Um schwanger zu werden, kann die moderne Medizin einerseits eine große Chance und Hoffnung sein, aber andererseits auch eine Lüge.
In beiden Filmen stehen die Frauen ja vor der Entscheidung, ein eigenes Kind zu bekommen oder ein fremdgenetisches Kind am Leben zu erhalten bzw. zur Welt zu bringen. Wie würdest du dich an ihrer beider Stelle entscheiden?
Ich würde mich in beiden Fällen für das fremdgenetische Kind entscheiden.
Warum?
Mir geht es um das Unterbrechen des ewigen Kreislaufs.
Ich möchte ein neues Fenster öffnen, ein neues Denken anregen, nicht schon wieder in die alten, vorgegebenen Rollen schlüpfen.
Warum klärst du in den Filmen nicht auf, wie sich diese Personen entscheiden?
Meiner Meinung nach ist es wichtiger, eine Frage zu stellen und damit den Zuschauer zum Selbstdenken und zur Konfrontation mit sich selbst anzuregen, als eine Antwort zu geben. Bei einem längeren Filmformat könnte man allerdings eine Auflösung der Situation in Betracht ziehen, weil man da mehr zeitliche Möglichkeiten hat, die komplexe Situation darzustellen und aufzulösen.

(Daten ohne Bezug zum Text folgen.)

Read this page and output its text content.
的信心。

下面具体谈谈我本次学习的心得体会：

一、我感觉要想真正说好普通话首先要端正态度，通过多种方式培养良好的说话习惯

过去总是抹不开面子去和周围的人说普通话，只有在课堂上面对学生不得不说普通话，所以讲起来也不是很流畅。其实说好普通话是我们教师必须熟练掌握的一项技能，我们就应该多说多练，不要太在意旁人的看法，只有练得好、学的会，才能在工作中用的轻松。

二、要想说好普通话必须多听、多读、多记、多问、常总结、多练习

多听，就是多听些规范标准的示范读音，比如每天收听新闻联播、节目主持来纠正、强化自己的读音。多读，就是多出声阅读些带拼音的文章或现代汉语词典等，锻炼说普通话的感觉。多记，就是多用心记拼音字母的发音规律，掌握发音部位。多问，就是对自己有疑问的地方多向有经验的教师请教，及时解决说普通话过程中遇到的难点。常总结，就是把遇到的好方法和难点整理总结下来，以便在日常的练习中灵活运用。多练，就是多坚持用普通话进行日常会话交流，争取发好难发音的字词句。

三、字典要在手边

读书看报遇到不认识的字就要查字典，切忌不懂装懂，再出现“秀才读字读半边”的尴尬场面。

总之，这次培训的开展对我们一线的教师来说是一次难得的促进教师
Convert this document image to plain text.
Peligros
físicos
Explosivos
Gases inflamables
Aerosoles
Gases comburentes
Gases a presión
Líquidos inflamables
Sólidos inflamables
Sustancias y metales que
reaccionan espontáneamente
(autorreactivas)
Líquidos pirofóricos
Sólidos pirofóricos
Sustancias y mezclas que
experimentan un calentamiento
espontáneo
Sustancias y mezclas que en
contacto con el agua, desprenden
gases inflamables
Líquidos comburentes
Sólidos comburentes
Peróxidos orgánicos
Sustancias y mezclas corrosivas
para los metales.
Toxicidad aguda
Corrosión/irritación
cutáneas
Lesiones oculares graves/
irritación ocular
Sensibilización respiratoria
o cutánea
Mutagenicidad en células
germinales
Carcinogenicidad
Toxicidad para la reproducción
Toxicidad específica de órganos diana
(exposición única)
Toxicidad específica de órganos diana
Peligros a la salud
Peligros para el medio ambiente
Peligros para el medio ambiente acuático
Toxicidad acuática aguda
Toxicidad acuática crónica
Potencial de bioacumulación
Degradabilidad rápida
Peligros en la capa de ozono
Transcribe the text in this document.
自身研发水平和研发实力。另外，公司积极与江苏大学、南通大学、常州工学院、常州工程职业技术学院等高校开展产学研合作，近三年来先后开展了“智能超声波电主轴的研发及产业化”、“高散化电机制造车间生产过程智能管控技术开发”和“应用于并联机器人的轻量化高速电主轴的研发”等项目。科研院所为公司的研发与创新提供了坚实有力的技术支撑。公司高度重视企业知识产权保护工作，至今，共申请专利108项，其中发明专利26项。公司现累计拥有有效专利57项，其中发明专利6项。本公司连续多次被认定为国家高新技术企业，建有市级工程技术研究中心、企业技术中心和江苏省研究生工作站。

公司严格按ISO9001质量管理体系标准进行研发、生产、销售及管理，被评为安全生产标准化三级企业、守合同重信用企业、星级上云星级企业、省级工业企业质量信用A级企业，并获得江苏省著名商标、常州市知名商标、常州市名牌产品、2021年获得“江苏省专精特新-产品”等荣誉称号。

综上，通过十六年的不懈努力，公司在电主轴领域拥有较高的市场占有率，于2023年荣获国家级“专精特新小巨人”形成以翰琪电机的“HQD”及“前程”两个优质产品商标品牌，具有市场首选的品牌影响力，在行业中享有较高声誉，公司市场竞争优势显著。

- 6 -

In beiden Filmen haben die Protagonisten einen türkischen und einen deutschen Hintergrund, das wird aber nicht thematisiert. Ich wollte die Charaktere auf keinen Fall stereotypisieren. Jeder, der die Filme sieht, soll jeden Charakter verstehen und sich mit ihm identifizieren können. Nationalität spielt bei diesen Familienkonflikten keine Rolle. Die Situation, in der sich die Protagonisten befinden, kann man in jedes beliebige Land, in jede beliebige Familie versetzen.